Per Rajeev Suri, che rimarrà a capo dell’azienda, l’operazione permetterà di risparmiare circa 1 miliardo di dollari a partire dal 2019 e le due aziende insieme guideranno la prossima generazione di prodotti e servizi di rete. Una razionalizzazione del business che richiederà tempo e che punta a salvaguardare gli skill di ricerca e sviluppo del gruppo.

“La nostra capacità di innovare sarà straordinaria, grazie all’unione della Ricerca e Sviluppo di Nokia con quella storica di Alcatel-Lucent, che ha come icona i Bell Labs. Combineremo la forza della ricerca con la capacità di gestire le operation necessarie per competere su scala globale – ha dichiarato Suri -. Abbiamo tecnologie complementari e un portafoglio completo per garantire la transizione verso l’Internet of Things e verso il cloud. Avremo così una forte presenza in tutte le aree del mondo, inclusa anche una posizione di leadership negli Stati Uniti e in Cina”.
Abbiamo la possibilità di creare un leader globale nel mercato dell’ultra-broadband, dell’IP netwoking e delle applicazioni cloud – ha aggiunto Combes -: crediamo che questa unione arrivi nel momento più opportuno per rafforzare l’industria tecnologica europea e che i nostri clienti trarranno beneficio dalla migliorata capacita di innovare grazie alla forza congiunta dei laboratori”, dislocati tra gli Usa, la Francia ma anche in Italia, nella nuova sede di Vimercate.

Michael Combes, ceo di ALcatel Lucent
Michael Combes, ceo di Alcatel Lucent

La nuova Nokia avrà il quartier generale a Espoo, in Finlandia, ma conferma una forte presenza in Francia – dove rimarranno i centri R&D di Villarceaux e Lannion – senza al momento specificare nulla su eventuali tagli di posti la lavoro, anche se il governo francese è già allertato sulla eventuale razionalizzazione delle attività che potrebbe interessare i dipendenti francesi.

Mark Newman, Chief Research Officer in Ovum, suggerisce che al momento  “il merge tra i due business sembra logico, considerati i punti di forza e di debolezza di entrambe le aziende, la forza e la complementarietà dei portafogli prodotti, che vedono Nokia focalizzata sul mondo delle reti mobile mentre Alcatel-Lucent sulle reti fisse, con una posizione molto attiva nei mercati SDN/NFV, dopo avere lottato nel settore wireless e faticato nel diventare un player importante nel mercato LTE”.
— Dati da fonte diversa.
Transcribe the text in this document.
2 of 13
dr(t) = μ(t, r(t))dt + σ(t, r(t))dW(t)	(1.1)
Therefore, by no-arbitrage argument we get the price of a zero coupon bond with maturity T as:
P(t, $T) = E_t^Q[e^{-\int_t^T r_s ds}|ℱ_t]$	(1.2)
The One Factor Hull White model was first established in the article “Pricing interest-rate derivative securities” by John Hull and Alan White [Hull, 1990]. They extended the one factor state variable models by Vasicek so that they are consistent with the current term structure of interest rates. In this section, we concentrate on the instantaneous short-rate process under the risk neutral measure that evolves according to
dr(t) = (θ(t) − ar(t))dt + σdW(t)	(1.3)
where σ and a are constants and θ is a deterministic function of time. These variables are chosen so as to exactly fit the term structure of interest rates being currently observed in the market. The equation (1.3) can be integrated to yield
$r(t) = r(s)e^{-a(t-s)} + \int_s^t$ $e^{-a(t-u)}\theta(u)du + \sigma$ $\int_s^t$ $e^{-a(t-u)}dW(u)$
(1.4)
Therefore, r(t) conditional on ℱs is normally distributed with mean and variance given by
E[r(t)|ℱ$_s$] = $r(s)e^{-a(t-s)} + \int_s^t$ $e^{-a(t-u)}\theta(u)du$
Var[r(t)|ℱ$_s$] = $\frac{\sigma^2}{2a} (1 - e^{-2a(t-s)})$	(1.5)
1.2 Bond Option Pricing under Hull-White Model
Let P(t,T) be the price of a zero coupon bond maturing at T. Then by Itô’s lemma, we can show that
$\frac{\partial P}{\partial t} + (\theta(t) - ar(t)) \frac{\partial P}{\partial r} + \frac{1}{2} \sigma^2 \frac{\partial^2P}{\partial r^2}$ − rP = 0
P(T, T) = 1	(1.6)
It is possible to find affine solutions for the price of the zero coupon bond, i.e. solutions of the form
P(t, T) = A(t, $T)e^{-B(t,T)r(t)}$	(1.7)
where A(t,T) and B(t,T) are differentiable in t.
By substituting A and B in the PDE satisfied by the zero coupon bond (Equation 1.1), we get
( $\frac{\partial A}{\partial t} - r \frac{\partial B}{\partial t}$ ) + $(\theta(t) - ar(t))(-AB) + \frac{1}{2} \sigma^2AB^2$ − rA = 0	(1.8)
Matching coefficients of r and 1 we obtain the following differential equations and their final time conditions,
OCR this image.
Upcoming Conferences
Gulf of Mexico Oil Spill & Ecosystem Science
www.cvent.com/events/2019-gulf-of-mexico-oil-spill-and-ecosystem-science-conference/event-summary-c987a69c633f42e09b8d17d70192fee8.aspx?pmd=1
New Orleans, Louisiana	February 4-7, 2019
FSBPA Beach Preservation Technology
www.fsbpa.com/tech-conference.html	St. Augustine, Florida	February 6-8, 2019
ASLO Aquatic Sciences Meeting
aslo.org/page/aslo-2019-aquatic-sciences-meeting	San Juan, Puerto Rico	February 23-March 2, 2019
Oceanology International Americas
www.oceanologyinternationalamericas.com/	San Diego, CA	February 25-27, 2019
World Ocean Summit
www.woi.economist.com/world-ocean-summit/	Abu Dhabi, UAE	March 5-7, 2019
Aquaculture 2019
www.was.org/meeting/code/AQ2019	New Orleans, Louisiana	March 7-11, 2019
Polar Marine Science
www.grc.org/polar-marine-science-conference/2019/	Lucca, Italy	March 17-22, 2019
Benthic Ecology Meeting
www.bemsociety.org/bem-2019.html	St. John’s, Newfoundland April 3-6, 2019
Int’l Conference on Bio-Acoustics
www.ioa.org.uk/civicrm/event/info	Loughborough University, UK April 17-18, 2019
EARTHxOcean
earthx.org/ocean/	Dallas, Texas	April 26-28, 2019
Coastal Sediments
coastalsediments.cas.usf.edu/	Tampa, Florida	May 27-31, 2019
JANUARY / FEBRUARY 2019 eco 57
Certo è che le due aziende arrivano da anni difficili di transizione e riorganizzazione: la francese Alcatel si era unita con l’americana Lucent Technologies (uno spin off di At&T) nel 2006, a sua volta Nokia aveva sciolto la joint venture con Nokia Siemens Network nel 2013, un’operazione che aveva comportato tagli per 10.000 persone. Due storie che avevano lasciato sul campo licenziamenti, cessioni di attività, riorganizzazione di ricerca e sviluppo. Nel 2013 Nokia aveva, inoltre, riportato il focus sugli apparati di reti di telecomunicazione e sul mapping (Here) avendo ceduto i terminali mobili con i relativi servizi a Microsoft, per 7,2 miliardi di dollari. Insomma, storie ancora troppe fresche per essere archiviate, ora che inizia una nuova fase di merge che consoliderà il mercato degli operatori di apparati di networking e che desta, comunque vada, qualche preoccupazione.